In that instance, you will need professional assistance. The proceeds would be divided between the mother, as the life tenant, and the brothers, as remaindermen, according to IRS actuarial tables.
See https://www.irs.gov/retirement-plans/actuarial-tables
Consult a tax professional and, perhaps, legal counsel.
The threshold question for you is whether the brothers inherited the home or whether their mother gifted them the home while she was still alive via a quitclaim deed.
The mother quitdeed the home while she was alive -- that was in 2013. The home was sold in June 2020. She passed in December of 2020.
In that instance, the two brothers would take the mother's basis, unless a case could be made that she retained a life estate (aka implied life estate, in which case the basis would be the fair market value on the date of death).

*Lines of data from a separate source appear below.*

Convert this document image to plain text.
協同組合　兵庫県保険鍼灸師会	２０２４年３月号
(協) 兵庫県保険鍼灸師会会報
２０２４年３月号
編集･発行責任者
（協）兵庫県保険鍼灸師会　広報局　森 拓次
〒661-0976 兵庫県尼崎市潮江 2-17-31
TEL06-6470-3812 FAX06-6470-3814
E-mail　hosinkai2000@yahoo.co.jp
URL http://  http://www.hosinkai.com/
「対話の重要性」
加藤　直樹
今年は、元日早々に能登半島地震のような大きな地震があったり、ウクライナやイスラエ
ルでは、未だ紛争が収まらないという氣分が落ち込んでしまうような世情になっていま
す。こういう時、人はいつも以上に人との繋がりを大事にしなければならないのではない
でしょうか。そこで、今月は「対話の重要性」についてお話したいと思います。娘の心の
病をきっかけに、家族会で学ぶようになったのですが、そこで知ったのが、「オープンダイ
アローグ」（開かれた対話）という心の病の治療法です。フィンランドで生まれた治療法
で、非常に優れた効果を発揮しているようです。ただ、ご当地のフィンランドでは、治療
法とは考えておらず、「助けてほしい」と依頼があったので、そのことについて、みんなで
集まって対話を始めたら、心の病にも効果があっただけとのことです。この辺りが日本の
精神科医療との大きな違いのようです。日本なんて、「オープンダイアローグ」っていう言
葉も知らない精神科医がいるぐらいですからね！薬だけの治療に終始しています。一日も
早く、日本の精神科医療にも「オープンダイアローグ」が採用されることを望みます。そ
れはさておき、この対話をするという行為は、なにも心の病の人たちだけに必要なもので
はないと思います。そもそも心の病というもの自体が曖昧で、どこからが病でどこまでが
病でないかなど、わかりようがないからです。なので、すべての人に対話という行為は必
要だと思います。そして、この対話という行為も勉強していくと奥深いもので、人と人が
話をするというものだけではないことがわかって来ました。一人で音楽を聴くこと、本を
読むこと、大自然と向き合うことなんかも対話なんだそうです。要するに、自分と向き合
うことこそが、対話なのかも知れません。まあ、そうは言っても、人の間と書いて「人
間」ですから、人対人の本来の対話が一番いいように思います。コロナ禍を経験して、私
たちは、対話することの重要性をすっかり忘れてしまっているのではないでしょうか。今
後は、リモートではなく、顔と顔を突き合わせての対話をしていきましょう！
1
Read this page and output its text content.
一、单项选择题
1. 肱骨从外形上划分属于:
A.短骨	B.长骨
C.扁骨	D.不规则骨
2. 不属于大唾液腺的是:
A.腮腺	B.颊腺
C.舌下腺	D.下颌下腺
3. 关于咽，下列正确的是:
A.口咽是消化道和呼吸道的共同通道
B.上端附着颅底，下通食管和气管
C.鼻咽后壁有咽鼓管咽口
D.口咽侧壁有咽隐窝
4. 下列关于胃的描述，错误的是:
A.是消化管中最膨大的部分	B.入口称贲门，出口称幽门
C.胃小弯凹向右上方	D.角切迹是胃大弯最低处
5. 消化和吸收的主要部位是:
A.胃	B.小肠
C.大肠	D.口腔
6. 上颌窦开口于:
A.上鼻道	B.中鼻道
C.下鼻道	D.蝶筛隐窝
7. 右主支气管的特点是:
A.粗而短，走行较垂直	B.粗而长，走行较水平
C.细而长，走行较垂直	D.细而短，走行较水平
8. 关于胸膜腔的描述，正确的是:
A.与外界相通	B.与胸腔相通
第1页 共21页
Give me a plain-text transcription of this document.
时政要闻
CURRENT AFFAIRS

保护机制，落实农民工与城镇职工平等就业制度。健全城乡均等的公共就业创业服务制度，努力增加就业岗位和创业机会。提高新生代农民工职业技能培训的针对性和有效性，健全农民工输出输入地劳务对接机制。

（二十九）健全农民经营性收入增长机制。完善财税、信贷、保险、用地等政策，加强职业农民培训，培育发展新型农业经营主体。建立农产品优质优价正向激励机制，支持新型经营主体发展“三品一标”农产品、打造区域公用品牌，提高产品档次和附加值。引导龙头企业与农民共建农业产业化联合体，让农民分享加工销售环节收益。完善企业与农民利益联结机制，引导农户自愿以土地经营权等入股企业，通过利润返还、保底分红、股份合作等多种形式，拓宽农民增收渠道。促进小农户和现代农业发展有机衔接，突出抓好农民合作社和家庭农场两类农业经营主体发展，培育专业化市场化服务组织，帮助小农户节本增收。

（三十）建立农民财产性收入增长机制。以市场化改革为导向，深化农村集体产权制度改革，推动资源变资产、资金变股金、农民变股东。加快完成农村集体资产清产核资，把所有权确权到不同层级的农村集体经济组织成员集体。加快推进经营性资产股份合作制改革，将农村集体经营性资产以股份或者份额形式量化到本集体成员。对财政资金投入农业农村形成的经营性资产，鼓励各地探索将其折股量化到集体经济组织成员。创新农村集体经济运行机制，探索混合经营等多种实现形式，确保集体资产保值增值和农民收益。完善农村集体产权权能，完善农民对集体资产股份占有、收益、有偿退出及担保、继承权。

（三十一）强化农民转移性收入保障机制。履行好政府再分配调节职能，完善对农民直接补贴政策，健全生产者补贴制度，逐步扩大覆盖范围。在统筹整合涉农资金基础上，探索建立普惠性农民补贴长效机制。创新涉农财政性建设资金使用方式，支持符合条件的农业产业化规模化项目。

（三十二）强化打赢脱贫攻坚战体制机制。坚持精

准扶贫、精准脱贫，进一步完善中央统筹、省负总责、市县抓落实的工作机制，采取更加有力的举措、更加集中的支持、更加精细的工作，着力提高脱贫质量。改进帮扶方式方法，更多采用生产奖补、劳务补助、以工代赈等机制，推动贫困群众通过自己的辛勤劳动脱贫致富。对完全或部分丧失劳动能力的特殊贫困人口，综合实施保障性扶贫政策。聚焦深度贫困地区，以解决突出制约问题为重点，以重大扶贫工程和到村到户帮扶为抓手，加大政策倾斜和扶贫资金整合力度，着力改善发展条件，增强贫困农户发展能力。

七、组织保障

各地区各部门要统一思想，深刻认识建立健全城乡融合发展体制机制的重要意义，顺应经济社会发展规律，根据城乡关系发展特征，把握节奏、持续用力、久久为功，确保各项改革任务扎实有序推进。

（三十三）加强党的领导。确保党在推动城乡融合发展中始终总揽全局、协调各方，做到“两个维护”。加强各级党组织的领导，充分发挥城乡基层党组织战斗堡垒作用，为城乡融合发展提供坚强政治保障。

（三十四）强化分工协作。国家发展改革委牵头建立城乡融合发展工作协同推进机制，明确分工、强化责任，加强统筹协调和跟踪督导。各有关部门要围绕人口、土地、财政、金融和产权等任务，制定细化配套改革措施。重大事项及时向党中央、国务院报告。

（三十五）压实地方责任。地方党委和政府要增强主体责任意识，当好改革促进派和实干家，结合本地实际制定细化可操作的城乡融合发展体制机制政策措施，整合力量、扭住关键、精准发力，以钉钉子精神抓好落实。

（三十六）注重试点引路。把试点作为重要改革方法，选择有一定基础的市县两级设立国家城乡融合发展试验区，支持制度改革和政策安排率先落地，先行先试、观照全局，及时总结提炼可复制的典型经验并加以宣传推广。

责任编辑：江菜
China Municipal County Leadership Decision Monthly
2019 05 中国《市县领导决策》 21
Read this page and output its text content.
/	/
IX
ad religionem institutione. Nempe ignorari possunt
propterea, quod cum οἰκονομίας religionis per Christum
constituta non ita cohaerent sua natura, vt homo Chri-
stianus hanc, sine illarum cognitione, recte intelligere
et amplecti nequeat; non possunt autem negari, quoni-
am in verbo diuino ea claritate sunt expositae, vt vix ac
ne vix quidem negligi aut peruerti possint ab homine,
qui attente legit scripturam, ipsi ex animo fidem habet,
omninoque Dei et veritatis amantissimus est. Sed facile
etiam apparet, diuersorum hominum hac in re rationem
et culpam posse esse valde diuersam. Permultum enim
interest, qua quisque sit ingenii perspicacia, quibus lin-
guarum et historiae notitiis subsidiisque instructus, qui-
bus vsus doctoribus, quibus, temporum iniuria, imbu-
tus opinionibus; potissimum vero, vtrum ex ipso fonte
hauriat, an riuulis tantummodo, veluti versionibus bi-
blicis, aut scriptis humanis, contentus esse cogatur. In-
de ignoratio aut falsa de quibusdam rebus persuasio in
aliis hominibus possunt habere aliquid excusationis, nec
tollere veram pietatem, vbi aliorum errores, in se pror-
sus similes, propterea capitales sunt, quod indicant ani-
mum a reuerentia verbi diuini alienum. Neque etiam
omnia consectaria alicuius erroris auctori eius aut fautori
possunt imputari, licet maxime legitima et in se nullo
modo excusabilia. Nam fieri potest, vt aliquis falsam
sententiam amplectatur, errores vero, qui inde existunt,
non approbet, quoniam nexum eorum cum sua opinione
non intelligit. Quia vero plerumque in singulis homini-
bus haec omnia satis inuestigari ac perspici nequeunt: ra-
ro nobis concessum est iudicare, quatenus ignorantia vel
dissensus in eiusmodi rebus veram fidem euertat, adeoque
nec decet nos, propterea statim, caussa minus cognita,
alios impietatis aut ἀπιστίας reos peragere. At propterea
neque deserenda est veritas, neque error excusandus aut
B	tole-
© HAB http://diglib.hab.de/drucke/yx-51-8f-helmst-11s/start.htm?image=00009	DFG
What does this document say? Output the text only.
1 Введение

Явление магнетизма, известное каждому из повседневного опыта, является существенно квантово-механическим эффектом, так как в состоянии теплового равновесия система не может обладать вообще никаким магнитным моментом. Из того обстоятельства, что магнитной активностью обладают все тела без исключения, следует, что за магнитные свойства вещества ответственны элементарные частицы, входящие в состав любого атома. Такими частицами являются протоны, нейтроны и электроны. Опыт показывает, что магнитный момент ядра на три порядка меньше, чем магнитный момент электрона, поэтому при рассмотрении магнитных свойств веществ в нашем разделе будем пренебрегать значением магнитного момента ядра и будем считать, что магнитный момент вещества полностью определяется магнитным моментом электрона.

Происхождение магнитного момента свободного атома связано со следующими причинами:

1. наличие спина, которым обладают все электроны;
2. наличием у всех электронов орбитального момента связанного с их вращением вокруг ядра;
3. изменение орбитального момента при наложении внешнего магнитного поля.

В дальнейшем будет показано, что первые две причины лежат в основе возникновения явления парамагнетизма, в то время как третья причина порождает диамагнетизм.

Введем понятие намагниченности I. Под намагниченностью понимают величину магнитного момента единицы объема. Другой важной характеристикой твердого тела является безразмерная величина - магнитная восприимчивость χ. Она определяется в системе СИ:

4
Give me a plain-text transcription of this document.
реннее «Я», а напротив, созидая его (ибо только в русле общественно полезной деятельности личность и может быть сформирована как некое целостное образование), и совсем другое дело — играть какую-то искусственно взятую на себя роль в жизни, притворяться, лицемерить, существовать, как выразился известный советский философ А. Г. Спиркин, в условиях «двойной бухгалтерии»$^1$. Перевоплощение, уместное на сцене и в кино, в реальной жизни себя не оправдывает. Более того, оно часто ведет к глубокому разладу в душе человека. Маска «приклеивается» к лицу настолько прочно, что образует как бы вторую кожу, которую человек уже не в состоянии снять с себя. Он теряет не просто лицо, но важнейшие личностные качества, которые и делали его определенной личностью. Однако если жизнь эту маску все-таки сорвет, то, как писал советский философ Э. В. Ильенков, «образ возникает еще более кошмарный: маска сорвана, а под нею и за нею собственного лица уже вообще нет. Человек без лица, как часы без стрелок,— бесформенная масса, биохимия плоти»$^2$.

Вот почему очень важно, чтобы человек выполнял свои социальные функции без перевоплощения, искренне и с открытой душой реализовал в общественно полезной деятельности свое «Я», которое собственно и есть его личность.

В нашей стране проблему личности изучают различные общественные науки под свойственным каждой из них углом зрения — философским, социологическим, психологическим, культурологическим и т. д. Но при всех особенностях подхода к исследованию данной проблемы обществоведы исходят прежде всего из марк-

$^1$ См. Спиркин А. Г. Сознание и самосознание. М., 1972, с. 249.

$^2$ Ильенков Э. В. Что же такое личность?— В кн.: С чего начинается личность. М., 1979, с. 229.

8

Hmmmm...but how could we use the basis at date of death, when that was after the house was sold -- albeit in the same year. We would love for the basis to be the amount in 2020, but the basis going all the way back to 1956 and the selling price in 2020 are quite far apart. In term so of our own taxes -- do we automatically claim half knowing that the other brother is claiming the other half?
the quit claim deed DID state a life estate, but the house was sold before she died as she needed to go to assisted living -- died 6 months later.
@wi21 wrote:
the quit claim deed DID state a life estate, but the house was sold before she died as she needed to go to assisted living -- died 6 months later.
In that instance, you will need professional assistance. The proceeds would be divided between the mother, as the life tenant, and the brothers, as remaindermen, according to IRS actuarial tables.
See https://www.irs.gov/retirement-plans/actuarial-tables
Consult a tax professional and, perhaps, legal counsel.